As of now, it seems that PropertySource does indeed work with yaml Files. Given the restriction that it only allows for primitive types (it seems) and it cant handle nested elements. I'm probably gonna dig a bit deeper and update my answer accordingly, but as of now, the accepted answer seems like a functioning workaround.
Well, according to the docs, your YAML file will be rewritten into a property file. The first YAML file becomes:
angular=/init, /home
value=Hello World
While the second one becomes:
angular[0]=init
angular[1]=home
value=Hello World
These are obviously two very different things and therefore behave differently.
Moreover, later in the docs, it is stated that YAML does not even work with #PropertySource:
24.6.4 YAML shortcomings
YAML files can’t be loaded via the #PropertySource annotation. So in the case that you need to load values that way, you need to use a properties file.
That makes me kind of wonder why the first case works for you at all.

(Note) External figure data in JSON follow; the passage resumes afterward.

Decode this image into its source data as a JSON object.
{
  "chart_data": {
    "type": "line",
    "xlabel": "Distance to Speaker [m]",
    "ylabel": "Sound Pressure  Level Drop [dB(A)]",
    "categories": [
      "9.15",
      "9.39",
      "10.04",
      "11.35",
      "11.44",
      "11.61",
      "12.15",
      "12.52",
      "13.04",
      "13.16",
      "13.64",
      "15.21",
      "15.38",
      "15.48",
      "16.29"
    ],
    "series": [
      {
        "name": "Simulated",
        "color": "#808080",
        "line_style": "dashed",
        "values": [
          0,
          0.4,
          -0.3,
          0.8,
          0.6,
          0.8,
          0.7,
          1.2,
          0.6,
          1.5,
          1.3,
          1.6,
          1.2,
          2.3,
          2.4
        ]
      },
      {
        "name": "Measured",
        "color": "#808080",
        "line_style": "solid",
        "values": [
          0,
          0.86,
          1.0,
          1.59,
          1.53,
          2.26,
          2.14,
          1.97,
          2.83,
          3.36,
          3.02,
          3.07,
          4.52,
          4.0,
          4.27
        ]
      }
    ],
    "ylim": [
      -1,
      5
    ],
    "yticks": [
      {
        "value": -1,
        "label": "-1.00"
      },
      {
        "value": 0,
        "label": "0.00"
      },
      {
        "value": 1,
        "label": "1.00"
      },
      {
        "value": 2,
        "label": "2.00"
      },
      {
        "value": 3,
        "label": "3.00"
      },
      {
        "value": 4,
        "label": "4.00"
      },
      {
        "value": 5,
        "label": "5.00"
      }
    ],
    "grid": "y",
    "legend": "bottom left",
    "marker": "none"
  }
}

The docs say this about the generated …[index] properties:
To bind to properties like that using the Spring DataBinder utilities (which is what #ConfigurationProperties does) you need to have a property in the target bean of type java.util.List (or Set) and you either need to provide a setter, or initialize it with a mutable value, e.g. this will bind to the properties above
So, let's have a look at Kotlin docs: listOf returns a new read-only list of given elements. So the list is not mutable as required by the docs, which I assume is why it doesn't work. Try using a mutable list (since I have never used Kotlin, I cannot give you working code). Also try to declare it as java.util.List if that's possible in Kotlin.